While Covid-19 continues to have a financial impact, Portland, OR-based NW Natural is pursuing acquisitions of small water utilities, rolling out hydrogen research projects and expanding its sources of renewable natural gas (RNG).
CEO David Anderson and senior executives outlined third quarter results and projects underway during an earnings conference call Thursday. After the initial peak of the coronavirus, economic indicators have bounced back, with customer growth “averaging about 1.9% annually, and the gas-only utility added about 13,800 meters over the past 12 months.”
Last month, NW Natural partnered with the Eugene Water and Electric Board (EWEB) and the Bonneville Environmental Foundation in signing a memorandum of understanding to explore the development of renewable hydrogen production facilities in North America. The facility would demonstrate how renewable and low-carbon electricity could be transformed into “green” hydrogen. Plans include the potential for a 2-10 MW facility in Eugene, OR.
The project would produce up to 10 MW of renewable-based power, said Senior Vice President Kim Heiting, who handles operations and marketing. The project calls for using excess renewable power to create green hydrogen, including utilizing waste carbon dioxide from industry to “methanate” the hydrogen for a 5% blend with natural gas.

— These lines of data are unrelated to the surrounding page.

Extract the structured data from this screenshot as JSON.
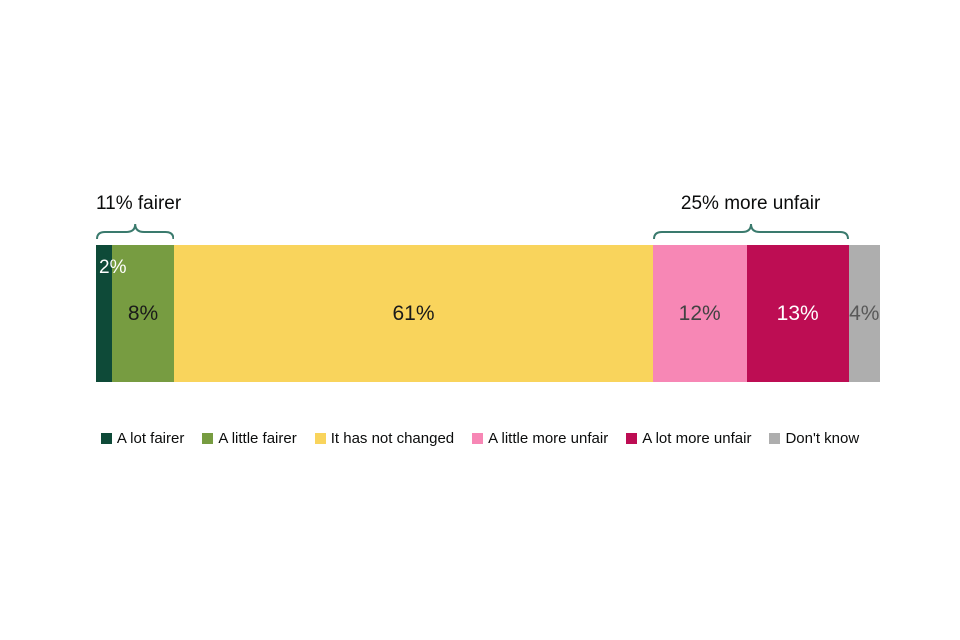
{
  "chart_data": {
    "type": "bar",
    "variant": "stacked-horizontal-100-percent",
    "title": "",
    "xlabel": "",
    "ylabel": "",
    "xlim": [
      0,
      100
    ],
    "grid": false,
    "legend_position": "bottom",
    "brace_color": "#3a7a6d",
    "categories": [
      "A lot fairer",
      "A little fairer",
      "It has not changed",
      "A little more unfair",
      "A lot more unfair",
      "Don't know"
    ],
    "values": [
      2,
      8,
      61,
      12,
      13,
      4
    ],
    "segments": [
      {
        "id": "a-lot-fairer",
        "category": "A lot fairer",
        "value": 2,
        "label": "2%",
        "color": "#0e4a38",
        "label_color": "#ffffff",
        "label_style": "top-left"
      },
      {
        "id": "a-little-fairer",
        "category": "A little fairer",
        "value": 8,
        "label": "8%",
        "color": "#779c41",
        "label_color": "#1a1a1a",
        "label_style": ""
      },
      {
        "id": "it-has-not-changed",
        "category": "It has not changed",
        "value": 61,
        "label": "61%",
        "color": "#f9d45c",
        "label_color": "#1a1a1a",
        "label_style": ""
      },
      {
        "id": "a-little-more-unfair",
        "category": "A little more unfair",
        "value": 12,
        "label": "12%",
        "color": "#f787b5",
        "label_color": "#424242",
        "label_style": ""
      },
      {
        "id": "a-lot-more-unfair",
        "category": "A lot more unfair",
        "value": 13,
        "label": "13%",
        "color": "#bd0d53",
        "label_color": "#ffffff",
        "label_style": ""
      },
      {
        "id": "dont-know",
        "category": "Don't know",
        "value": 4,
        "label": "4%",
        "color": "#aeaeae",
        "label_color": "#595959",
        "label_style": ""
      }
    ],
    "annotations": [
      {
        "id": "fairer",
        "text": "11% fairer",
        "total": 11,
        "from": 0,
        "to": 1
      },
      {
        "id": "more-unfair",
        "text": "25% more unfair",
        "total": 25,
        "from": 3,
        "to": 4
      }
    ]
  },
  "legend": {
    "items": [
      {
        "id": "a-lot-fairer",
        "label": "A lot fairer",
        "color": "#0e4a38"
      },
      {
        "id": "a-little-fairer",
        "label": "A little fairer",
        "color": "#779c41"
      },
      {
        "id": "it-has-not-changed",
        "label": "It has not changed",
        "color": "#f9d45c"
      },
      {
        "id": "a-little-more-unfair",
        "label": "A little more unfair",
        "color": "#f787b5"
      },
      {
        "id": "a-lot-more-unfair",
        "label": "A lot more unfair",
        "color": "#bd0d53"
      },
      {
        "id": "dont-know",
        "label": "Don't know",
        "color": "#aeaeae"
      }
    ]
  }
}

“This is an important part of our evolution regarding hydrogen, and we’re still seeking partners and have identified a site for the demonstration,” Heiting said. “In parallel to that, we have a team at our training center doing research on blending up to 5% hydrogen with natural gas. We’ve set up an isolated gas system for testing, and we’re really pleased with the testing so far.”

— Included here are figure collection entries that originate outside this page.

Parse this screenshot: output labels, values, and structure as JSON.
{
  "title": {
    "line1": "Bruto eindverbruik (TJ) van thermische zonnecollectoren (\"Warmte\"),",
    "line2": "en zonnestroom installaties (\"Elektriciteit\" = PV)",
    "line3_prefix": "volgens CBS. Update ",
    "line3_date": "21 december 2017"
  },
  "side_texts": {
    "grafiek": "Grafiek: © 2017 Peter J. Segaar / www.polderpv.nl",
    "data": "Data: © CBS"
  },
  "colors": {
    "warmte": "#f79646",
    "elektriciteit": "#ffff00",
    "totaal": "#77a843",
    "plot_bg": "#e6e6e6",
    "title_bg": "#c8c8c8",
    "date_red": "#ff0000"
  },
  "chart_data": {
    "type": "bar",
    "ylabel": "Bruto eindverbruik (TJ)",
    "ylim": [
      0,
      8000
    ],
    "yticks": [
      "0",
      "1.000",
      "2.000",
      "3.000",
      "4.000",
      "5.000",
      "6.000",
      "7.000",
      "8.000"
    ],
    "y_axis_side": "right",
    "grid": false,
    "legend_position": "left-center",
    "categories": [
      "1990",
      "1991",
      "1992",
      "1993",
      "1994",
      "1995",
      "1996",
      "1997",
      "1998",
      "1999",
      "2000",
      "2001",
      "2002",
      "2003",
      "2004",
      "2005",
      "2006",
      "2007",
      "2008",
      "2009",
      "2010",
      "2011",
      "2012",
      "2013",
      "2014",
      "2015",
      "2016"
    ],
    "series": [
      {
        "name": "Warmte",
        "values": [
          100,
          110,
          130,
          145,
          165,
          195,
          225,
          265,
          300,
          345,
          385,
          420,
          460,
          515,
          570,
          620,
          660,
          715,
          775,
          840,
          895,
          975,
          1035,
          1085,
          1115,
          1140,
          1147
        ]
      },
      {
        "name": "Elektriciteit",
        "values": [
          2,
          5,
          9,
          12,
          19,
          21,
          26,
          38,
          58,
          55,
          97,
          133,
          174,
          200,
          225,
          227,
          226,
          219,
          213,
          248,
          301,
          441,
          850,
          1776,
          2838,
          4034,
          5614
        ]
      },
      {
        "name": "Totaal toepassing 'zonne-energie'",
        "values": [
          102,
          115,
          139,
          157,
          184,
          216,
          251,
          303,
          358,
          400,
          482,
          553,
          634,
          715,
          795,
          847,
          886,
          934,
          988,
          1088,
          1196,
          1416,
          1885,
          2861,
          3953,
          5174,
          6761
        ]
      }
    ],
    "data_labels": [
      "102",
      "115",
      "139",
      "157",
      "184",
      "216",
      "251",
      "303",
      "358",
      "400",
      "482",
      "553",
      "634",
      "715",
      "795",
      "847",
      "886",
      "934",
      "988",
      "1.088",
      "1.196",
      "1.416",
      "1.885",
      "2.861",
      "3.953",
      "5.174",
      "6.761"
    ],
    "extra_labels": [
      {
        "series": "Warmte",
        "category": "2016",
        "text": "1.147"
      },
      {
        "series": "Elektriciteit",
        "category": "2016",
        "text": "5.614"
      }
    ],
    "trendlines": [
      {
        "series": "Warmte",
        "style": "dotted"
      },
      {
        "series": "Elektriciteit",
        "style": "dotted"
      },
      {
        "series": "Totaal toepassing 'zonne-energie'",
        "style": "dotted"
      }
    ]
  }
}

In the ongoing RNG expansion program, Vice President Justin Palfreyman of strategy and business development said the utility has received a “robust response” to a request for proposals (RFP) from potential producers. He said the utility is performing due diligence prior to negotiating supply deals or partnership agreements.

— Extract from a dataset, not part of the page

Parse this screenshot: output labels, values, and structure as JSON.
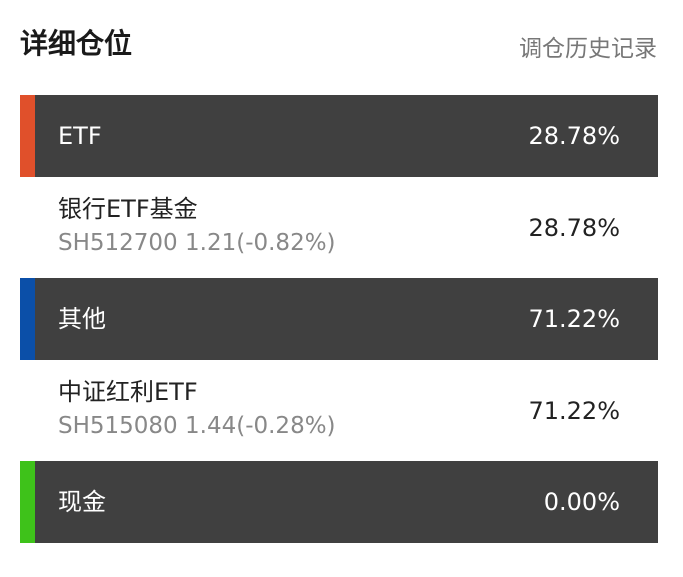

“In parallel with the RFP we continue to evaluate investment opportunities through a new state-authorized program under Senate Bill 98, so we expect over time we will end up with a portfolio of RNG purchase agreements and investments in RNG production facilities,” Palfreyman said. “The hydrogen and RNG projects are separate, but they will both have meaningful impacts on our carbon reduction goals.”
CFO Frank Burkhartsmeyer offered a summary of Covid-19 impacts. Through the third quarter NW had incurred about $7 million in incremental costs and booked $3.1 million in deferred amounts for Oregon virus-related costs.
Net losses were $18.7 million (minus 61 cents/share) in 3Q2020, compared with a year-ago loss of $18.5 million (minus 61 cents).